“Nous sommes un chaînon très important entre constructeur de matériel (Hardware) et fournisseur de solutions (Software)”

A la tête d’Infodip depuis 10 ans, Stéphane Motillon fait le point sur le savoir-faire de l’entreprise, sur l’évolution de ses métiers et sur les perspectives 2022.

Avec la refonte du site internet, quel message voulez-vous faire passer ?

Notre ancien site ne reflétait pas l’évolution de nos métiers. Il était temps de dépoussiérer l’image d’Infodip. Les entreprises avec lesquelles nous travaillons connaissent nos compétences. En revanche, beaucoup de sociétés qui pourraient travailler avec Infodip, ne se rendaient pas compte de ce que l’on est capable de faire pour nos clients. Cette nouvelle interface nous a permis de redéfinir plus clairement notre savoir-faire.

Justement, quel est votre savoir-faire ?

Infodip est une société active dans le domaine des technologies de l’information. Nous avons deux métiers : le premier est l’intégration de systèmes informatiques dédiés aux industriels et le second est la distribution de solutions à valeur ajoutée de sureté sur IP qui comprend la vidéo surveillance, le contrôle d’accès et la lecture de plaque.
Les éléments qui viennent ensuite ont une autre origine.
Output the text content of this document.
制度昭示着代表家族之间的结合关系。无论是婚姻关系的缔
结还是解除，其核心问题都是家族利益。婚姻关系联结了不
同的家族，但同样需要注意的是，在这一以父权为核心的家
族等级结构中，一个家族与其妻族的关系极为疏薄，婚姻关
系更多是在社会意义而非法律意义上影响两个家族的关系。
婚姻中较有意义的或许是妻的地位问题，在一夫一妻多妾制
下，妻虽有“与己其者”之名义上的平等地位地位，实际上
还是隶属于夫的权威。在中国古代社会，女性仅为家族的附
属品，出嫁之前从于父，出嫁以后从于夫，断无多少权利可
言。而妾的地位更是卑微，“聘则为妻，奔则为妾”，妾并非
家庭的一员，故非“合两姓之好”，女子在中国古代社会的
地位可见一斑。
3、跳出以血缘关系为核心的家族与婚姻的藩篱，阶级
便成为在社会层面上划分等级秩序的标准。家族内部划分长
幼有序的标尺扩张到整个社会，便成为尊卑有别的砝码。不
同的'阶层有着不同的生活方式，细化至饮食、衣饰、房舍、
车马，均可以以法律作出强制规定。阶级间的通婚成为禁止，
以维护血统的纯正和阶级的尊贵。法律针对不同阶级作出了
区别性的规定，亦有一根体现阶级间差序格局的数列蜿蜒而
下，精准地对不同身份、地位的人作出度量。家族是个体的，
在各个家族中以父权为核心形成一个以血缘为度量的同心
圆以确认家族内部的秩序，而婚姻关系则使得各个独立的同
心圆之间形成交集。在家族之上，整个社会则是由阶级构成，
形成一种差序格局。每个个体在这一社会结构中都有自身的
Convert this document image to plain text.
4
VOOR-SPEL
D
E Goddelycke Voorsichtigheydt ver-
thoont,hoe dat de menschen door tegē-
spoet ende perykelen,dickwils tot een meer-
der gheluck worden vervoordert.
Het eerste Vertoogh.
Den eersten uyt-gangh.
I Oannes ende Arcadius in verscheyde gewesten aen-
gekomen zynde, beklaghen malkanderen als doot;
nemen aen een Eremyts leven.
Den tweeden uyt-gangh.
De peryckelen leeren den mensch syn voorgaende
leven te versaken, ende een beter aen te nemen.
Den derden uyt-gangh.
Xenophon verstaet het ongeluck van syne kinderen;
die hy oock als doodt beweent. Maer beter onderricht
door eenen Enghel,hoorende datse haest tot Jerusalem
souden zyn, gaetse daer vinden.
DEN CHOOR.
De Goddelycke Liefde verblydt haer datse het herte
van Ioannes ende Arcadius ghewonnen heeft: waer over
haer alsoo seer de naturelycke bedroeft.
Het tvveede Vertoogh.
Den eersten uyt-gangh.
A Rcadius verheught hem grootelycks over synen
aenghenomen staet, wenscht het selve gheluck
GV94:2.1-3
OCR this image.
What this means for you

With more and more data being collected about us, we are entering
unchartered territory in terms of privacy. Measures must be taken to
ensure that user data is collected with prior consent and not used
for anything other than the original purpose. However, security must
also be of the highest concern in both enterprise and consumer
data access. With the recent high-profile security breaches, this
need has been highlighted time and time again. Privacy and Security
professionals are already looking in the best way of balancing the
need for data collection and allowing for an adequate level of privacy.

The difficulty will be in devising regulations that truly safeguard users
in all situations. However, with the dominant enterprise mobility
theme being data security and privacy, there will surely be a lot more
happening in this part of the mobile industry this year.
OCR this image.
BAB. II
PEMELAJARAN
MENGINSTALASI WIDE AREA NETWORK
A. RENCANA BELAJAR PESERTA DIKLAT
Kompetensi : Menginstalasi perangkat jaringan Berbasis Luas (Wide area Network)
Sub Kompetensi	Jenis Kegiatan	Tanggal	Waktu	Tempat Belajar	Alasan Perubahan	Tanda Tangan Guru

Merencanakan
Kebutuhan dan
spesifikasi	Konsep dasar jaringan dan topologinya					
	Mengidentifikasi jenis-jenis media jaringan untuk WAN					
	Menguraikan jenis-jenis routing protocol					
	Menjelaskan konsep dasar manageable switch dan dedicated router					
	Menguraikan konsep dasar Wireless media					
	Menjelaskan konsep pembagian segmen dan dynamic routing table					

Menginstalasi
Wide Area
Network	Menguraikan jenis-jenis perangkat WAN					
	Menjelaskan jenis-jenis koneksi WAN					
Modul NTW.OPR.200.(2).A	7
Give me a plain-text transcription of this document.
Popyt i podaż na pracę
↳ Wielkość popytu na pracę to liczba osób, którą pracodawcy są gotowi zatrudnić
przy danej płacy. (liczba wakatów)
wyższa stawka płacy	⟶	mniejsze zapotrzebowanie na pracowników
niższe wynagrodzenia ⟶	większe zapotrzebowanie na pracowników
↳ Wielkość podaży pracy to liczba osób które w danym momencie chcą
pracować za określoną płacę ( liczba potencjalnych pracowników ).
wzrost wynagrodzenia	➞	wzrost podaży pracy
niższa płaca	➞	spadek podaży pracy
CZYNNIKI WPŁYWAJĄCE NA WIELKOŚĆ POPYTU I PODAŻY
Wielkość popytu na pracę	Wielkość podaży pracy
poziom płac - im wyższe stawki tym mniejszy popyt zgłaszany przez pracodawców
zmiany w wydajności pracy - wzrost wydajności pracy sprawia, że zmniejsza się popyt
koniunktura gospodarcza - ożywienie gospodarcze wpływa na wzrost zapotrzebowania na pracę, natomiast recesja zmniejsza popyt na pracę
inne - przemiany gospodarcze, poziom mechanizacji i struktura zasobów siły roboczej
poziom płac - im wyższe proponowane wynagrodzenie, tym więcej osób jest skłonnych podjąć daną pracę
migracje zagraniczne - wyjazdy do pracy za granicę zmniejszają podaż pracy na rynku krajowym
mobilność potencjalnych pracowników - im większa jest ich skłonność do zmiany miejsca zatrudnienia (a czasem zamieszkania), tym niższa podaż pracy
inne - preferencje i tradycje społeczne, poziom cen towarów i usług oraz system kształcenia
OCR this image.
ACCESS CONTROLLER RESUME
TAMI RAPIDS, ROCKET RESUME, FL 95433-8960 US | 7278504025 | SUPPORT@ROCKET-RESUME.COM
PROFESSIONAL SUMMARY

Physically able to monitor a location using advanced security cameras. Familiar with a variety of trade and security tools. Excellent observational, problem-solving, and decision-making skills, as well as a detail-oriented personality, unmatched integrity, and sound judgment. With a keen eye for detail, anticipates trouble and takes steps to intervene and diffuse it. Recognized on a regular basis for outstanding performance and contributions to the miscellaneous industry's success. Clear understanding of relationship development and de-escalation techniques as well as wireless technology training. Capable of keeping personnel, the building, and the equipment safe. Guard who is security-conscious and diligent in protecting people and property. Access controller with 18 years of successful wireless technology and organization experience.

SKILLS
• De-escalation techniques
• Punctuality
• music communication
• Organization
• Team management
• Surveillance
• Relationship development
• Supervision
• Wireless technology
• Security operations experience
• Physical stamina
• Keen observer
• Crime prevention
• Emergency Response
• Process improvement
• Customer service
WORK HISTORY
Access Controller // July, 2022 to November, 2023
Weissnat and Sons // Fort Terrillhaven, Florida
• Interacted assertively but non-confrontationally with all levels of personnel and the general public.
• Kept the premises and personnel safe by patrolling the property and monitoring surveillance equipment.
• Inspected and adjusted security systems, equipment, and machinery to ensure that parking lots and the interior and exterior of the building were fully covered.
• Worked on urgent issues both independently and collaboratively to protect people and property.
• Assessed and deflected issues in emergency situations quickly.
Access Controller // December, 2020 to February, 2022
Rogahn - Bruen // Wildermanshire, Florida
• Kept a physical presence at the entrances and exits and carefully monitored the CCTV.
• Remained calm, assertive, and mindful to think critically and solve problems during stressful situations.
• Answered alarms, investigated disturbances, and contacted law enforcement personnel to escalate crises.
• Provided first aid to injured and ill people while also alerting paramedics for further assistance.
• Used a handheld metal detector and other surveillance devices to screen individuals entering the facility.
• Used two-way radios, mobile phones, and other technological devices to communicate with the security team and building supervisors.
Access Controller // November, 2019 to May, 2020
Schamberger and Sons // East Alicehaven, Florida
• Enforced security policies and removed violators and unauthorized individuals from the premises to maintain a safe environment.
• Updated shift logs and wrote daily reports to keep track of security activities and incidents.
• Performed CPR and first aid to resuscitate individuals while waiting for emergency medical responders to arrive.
Nous sommes une entreprise B to B. Nous proposons nos produits à des installateurs, intégrateurs ou équipementiers qui vont ensuite les intégrer dans leur propre solution. Nous travaillons aujourd’hui avec de grands industriels français et internationaux, via notre BU intégration et équipementiers.

Des exemples ?

Des sociétés comme Thalès, Airbus, Ariane et récemment, Schlumberger, mais aussi des éditeurs de logiciels qui vont avoir besoin d’une plateforme hardware pour faire tourner leur applicatif et vendre la solution sous forme d’appliance.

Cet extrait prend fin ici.